A groundbreaking remotely operated underwater robot developed by a team of Rice University engineering students is leading the way in innovative buoyancy control technology using water-splitting fuel cells. This cutting-edge device, created at the Oshman Engineering Design Kitchen during a year-long senior design capstone class, offers a more energy-efficient method of maintaining neutral buoyancy, a crucial aspect of underwater operations.

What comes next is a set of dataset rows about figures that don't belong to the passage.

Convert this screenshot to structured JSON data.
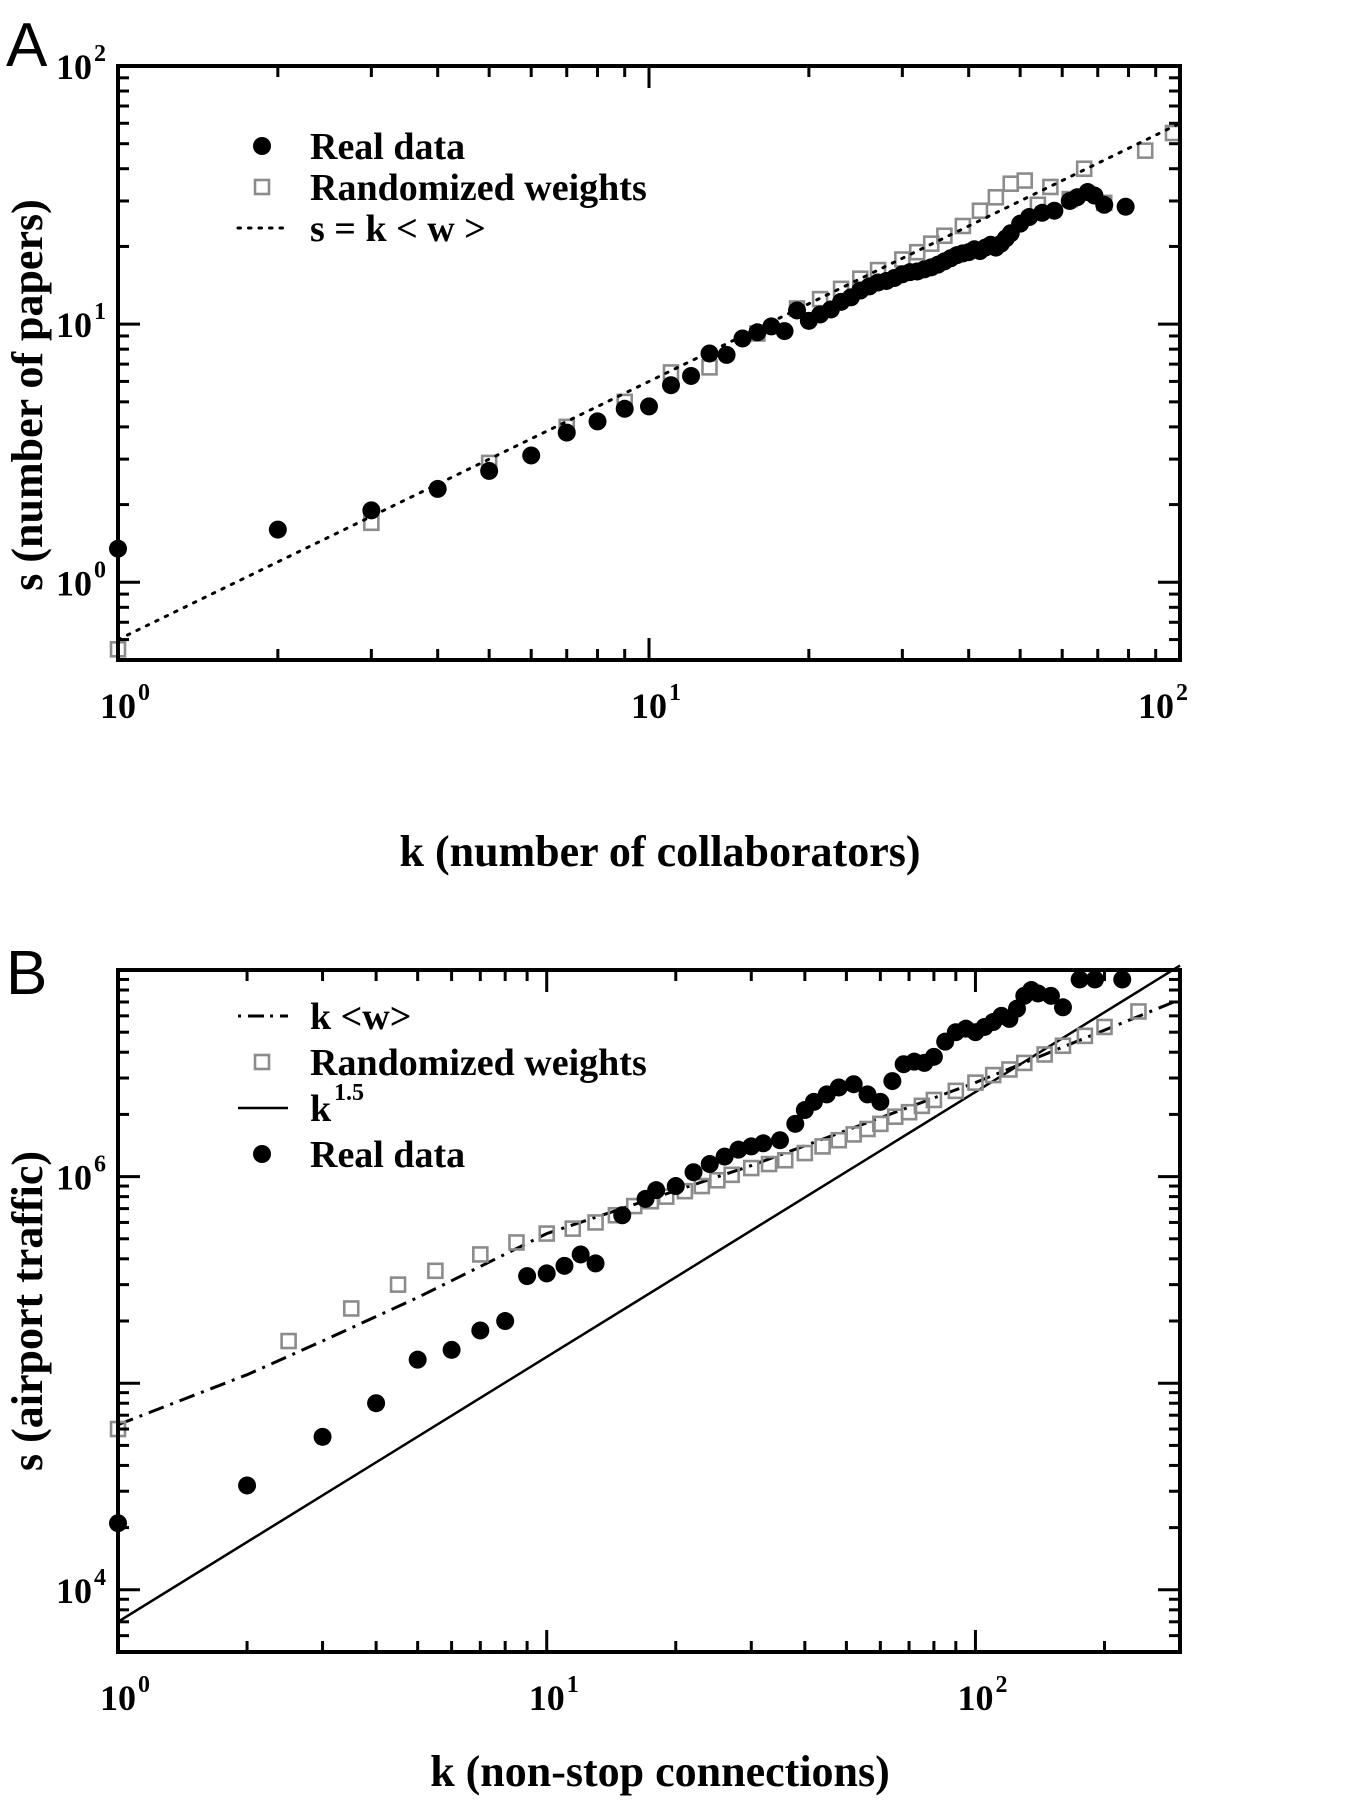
{
  "chart_data": [
    {
      "panel": "A",
      "type": "scatter",
      "xlabel": "k (number of collaborators)",
      "ylabel": "s (number of papers)",
      "x_scale": "log",
      "y_scale": "log",
      "xlim": [
        1,
        100
      ],
      "ylim": [
        0.5,
        100
      ],
      "x_ticks": [
        {
          "base": "10",
          "exp": "0",
          "value": 1
        },
        {
          "base": "10",
          "exp": "1",
          "value": 10
        },
        {
          "base": "10",
          "exp": "2",
          "value": 100
        }
      ],
      "y_ticks": [
        {
          "base": "10",
          "exp": "0",
          "value": 1
        },
        {
          "base": "10",
          "exp": "1",
          "value": 10
        },
        {
          "base": "10",
          "exp": "2",
          "value": 100
        }
      ],
      "legend_position": "top-left",
      "legend": [
        {
          "label": "Real data",
          "marker": "filled-circle"
        },
        {
          "label": "Randomized weights",
          "marker": "open-square"
        },
        {
          "label": "s = k  < w >",
          "marker": "dotted-line"
        }
      ],
      "series": [
        {
          "name": "Real data",
          "style": "filled-circle",
          "color": "#000000",
          "points": [
            [
              1,
              1.35
            ],
            [
              2,
              1.6
            ],
            [
              3,
              1.9
            ],
            [
              4,
              2.3
            ],
            [
              5,
              2.7
            ],
            [
              6,
              3.1
            ],
            [
              7,
              3.8
            ],
            [
              8,
              4.2
            ],
            [
              9,
              4.7
            ],
            [
              10,
              4.8
            ],
            [
              11,
              5.8
            ],
            [
              12,
              6.3
            ],
            [
              13,
              7.7
            ],
            [
              14,
              7.6
            ],
            [
              15,
              8.8
            ],
            [
              16,
              9.3
            ],
            [
              17,
              9.8
            ],
            [
              18,
              9.4
            ],
            [
              19,
              11.3
            ],
            [
              20,
              10.3
            ],
            [
              21,
              10.9
            ],
            [
              22,
              11.4
            ],
            [
              23,
              12.2
            ],
            [
              24,
              12.7
            ],
            [
              25,
              13.5
            ],
            [
              26,
              14.0
            ],
            [
              27,
              14.5
            ],
            [
              28,
              14.7
            ],
            [
              29,
              15.1
            ],
            [
              30,
              15.6
            ],
            [
              31,
              15.9
            ],
            [
              32,
              16.0
            ],
            [
              33,
              16.3
            ],
            [
              34,
              16.6
            ],
            [
              35,
              17.0
            ],
            [
              36,
              17.5
            ],
            [
              37,
              18.0
            ],
            [
              38,
              18.5
            ],
            [
              39,
              18.8
            ],
            [
              40,
              19.0
            ],
            [
              41,
              19.5
            ],
            [
              42,
              19.2
            ],
            [
              43,
              19.8
            ],
            [
              44,
              20.3
            ],
            [
              45,
              19.8
            ],
            [
              46,
              20.5
            ],
            [
              47,
              21.5
            ],
            [
              48,
              22.5
            ],
            [
              50,
              24.5
            ],
            [
              52,
              26.0
            ],
            [
              55,
              27.0
            ],
            [
              58,
              27.5
            ],
            [
              62,
              30.0
            ],
            [
              64,
              31.0
            ],
            [
              67,
              32.5
            ],
            [
              69,
              31.5
            ],
            [
              72,
              29.0
            ],
            [
              79,
              28.5
            ]
          ]
        },
        {
          "name": "Randomized weights",
          "style": "open-square",
          "color": "#8c8c8c",
          "points": [
            [
              1,
              0.55
            ],
            [
              3,
              1.7
            ],
            [
              5,
              2.9
            ],
            [
              7,
              4.0
            ],
            [
              9,
              5.0
            ],
            [
              11,
              6.5
            ],
            [
              13,
              6.8
            ],
            [
              16,
              9.2
            ],
            [
              19,
              11.5
            ],
            [
              21,
              12.5
            ],
            [
              23,
              13.7
            ],
            [
              25,
              15.0
            ],
            [
              27,
              16.2
            ],
            [
              30,
              17.8
            ],
            [
              32,
              19.0
            ],
            [
              34,
              20.5
            ],
            [
              36,
              22.0
            ],
            [
              39,
              24.0
            ],
            [
              42,
              27.5
            ],
            [
              45,
              31.0
            ],
            [
              48,
              35.0
            ],
            [
              51,
              36.0
            ],
            [
              54,
              29.0
            ],
            [
              57,
              34.0
            ],
            [
              62,
              30.5
            ],
            [
              66,
              40.0
            ],
            [
              72,
              29.5
            ],
            [
              86,
              47.0
            ],
            [
              97,
              55.0
            ]
          ]
        },
        {
          "name": "s = k  < w >",
          "style": "dotted-line",
          "color": "#000000",
          "function": "s = 0.6 * k",
          "points": [
            [
              1,
              0.6
            ],
            [
              100,
              60
            ]
          ]
        }
      ]
    },
    {
      "panel": "B",
      "type": "scatter",
      "xlabel": "k (non-stop connections)",
      "ylabel": "s (airport traffic)",
      "x_scale": "log",
      "y_scale": "log",
      "xlim": [
        1,
        300
      ],
      "ylim": [
        5000,
        10000000
      ],
      "x_ticks": [
        {
          "base": "10",
          "exp": "0",
          "value": 1
        },
        {
          "base": "10",
          "exp": "1",
          "value": 10
        },
        {
          "base": "10",
          "exp": "2",
          "value": 100
        }
      ],
      "y_ticks": [
        {
          "base": "10",
          "exp": "4",
          "value": 10000
        },
        {
          "base": "10",
          "exp": "6",
          "value": 1000000
        }
      ],
      "legend_position": "top-left",
      "legend": [
        {
          "label": "k <w>",
          "marker": "dash-dot-line"
        },
        {
          "label": "Randomized weights",
          "marker": "open-square"
        },
        {
          "label": "k",
          "label_sup": "1.5",
          "marker": "solid-line"
        },
        {
          "label": "Real data",
          "marker": "filled-circle"
        }
      ],
      "series": [
        {
          "name": "Real data",
          "style": "filled-circle",
          "color": "#000000",
          "points": [
            [
              1,
              21000
            ],
            [
              2,
              32000
            ],
            [
              3,
              55000
            ],
            [
              4,
              80000
            ],
            [
              5,
              130000
            ],
            [
              6,
              145000
            ],
            [
              7,
              180000
            ],
            [
              8,
              200000
            ],
            [
              9,
              330000
            ],
            [
              10,
              340000
            ],
            [
              11,
              370000
            ],
            [
              12,
              420000
            ],
            [
              13,
              380000
            ],
            [
              15,
              650000
            ],
            [
              17,
              780000
            ],
            [
              18,
              860000
            ],
            [
              20,
              900000
            ],
            [
              22,
              1050000
            ],
            [
              24,
              1150000
            ],
            [
              26,
              1250000
            ],
            [
              28,
              1350000
            ],
            [
              30,
              1400000
            ],
            [
              32,
              1450000
            ],
            [
              35,
              1500000
            ],
            [
              38,
              1800000
            ],
            [
              40,
              2100000
            ],
            [
              42,
              2300000
            ],
            [
              45,
              2500000
            ],
            [
              48,
              2700000
            ],
            [
              52,
              2800000
            ],
            [
              56,
              2500000
            ],
            [
              60,
              2300000
            ],
            [
              64,
              2900000
            ],
            [
              68,
              3500000
            ],
            [
              72,
              3600000
            ],
            [
              76,
              3550000
            ],
            [
              80,
              3800000
            ],
            [
              85,
              4500000
            ],
            [
              90,
              5000000
            ],
            [
              95,
              5200000
            ],
            [
              100,
              5000000
            ],
            [
              105,
              5300000
            ],
            [
              110,
              5600000
            ],
            [
              115,
              6000000
            ],
            [
              120,
              5800000
            ],
            [
              125,
              6500000
            ],
            [
              130,
              7500000
            ],
            [
              135,
              8000000
            ],
            [
              140,
              7700000
            ],
            [
              150,
              7500000
            ],
            [
              160,
              6600000
            ],
            [
              175,
              9000000
            ],
            [
              190,
              9000000
            ],
            [
              220,
              9000000
            ]
          ]
        },
        {
          "name": "Randomized weights",
          "style": "open-square",
          "color": "#8c8c8c",
          "points": [
            [
              1,
              60000
            ],
            [
              2.5,
              160000
            ],
            [
              3.5,
              230000
            ],
            [
              4.5,
              300000
            ],
            [
              5.5,
              350000
            ],
            [
              7,
              420000
            ],
            [
              8.5,
              480000
            ],
            [
              10,
              530000
            ],
            [
              11.5,
              560000
            ],
            [
              13,
              600000
            ],
            [
              14.5,
              650000
            ],
            [
              16,
              720000
            ],
            [
              17.5,
              760000
            ],
            [
              19,
              800000
            ],
            [
              21,
              850000
            ],
            [
              23,
              900000
            ],
            [
              25,
              960000
            ],
            [
              27,
              1020000
            ],
            [
              30,
              1100000
            ],
            [
              33,
              1150000
            ],
            [
              36,
              1200000
            ],
            [
              40,
              1300000
            ],
            [
              44,
              1400000
            ],
            [
              48,
              1500000
            ],
            [
              52,
              1600000
            ],
            [
              56,
              1700000
            ],
            [
              60,
              1800000
            ],
            [
              65,
              1950000
            ],
            [
              70,
              2050000
            ],
            [
              75,
              2200000
            ],
            [
              80,
              2350000
            ],
            [
              90,
              2600000
            ],
            [
              100,
              2850000
            ],
            [
              110,
              3100000
            ],
            [
              120,
              3300000
            ],
            [
              130,
              3550000
            ],
            [
              145,
              3900000
            ],
            [
              160,
              4300000
            ],
            [
              180,
              4800000
            ],
            [
              200,
              5300000
            ],
            [
              240,
              6300000
            ]
          ]
        },
        {
          "name": "k <w>",
          "style": "dash-dot-line",
          "color": "#000000",
          "function": "s = k <w>",
          "points": [
            [
              1,
              63000
            ],
            [
              2,
              110000
            ],
            [
              3,
              160000
            ],
            [
              5,
              260000
            ],
            [
              10,
              530000
            ],
            [
              30,
              1130000
            ],
            [
              100,
              2850000
            ],
            [
              300,
              7200000
            ]
          ]
        },
        {
          "name": "k^1.5",
          "style": "solid-line",
          "color": "#000000",
          "function": "s ∝ k^1.5",
          "points": [
            [
              1,
              7000
            ],
            [
              300,
              10500000
            ]
          ]
        }
      ]
    }
  ]
}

The robot, designed by Team Bay-Max consisting of Andrew Bare, Spencer Darwall, Noah Elzner, Rafe Neathery, Ethan Peck, and Dan Zislis, is a proof-of-concept for the potential of fuel cell-based buoyancy control devices (BCDs) to revolutionize operating costs for remotely operated or autonomous underwater vehicles (AUVs). This technology has a wide range of applications, from environmental monitoring and oceanographic research to military and industrial tasks, providing a quieter and more energy-efficient alternative to traditional thruster-driven AUVs.

The project was inspired by academic research conducted by Rice and the University of Houston, showing that fuel cell-enabled depth control could reduce AUVs' energy consumption by up to 85% compared to conventional thruster designs. Professor Fathi Ghorbel, the team's sponsor and a co-author on the study, highlighted the innovative use of electrolysis to transform water into hydrogen and oxygen gases for buoyancy control, mimicking the swim bladders of fish.

The BCDs incorporate reversible hydrogen fuel cells and balloons, allowing the robot to smoothly adjust its depth with minimal energy use. By applying voltage to the fuel cells, the device can increase buoyancy by ionizing distilled water into hydrogen and oxygen gases. Reverse electrolysis generates energy that the robot can harness, while sensors collect vital system information and orientation data underwater.

The team's project won second place in the Willy Revolution Award for Outstanding Innovation at the annual Huff OEDK Engineering Design Showcase, showcasing their dedication and hard work over the course of the project. The team emphasized the importance of teamwork and clear project scope in achieving their goals, highlighting the challenges and rewards of working on such an ambitious and groundbreaking project.

Overall, the development of this fuel cell-based buoyancy control device represents a significant advancement in underwater robotics technology, with potential applications across various industries and fields. The team's innovative approach and collaborative efforts have paved the way for future advancements in AUV technology and underwater operations.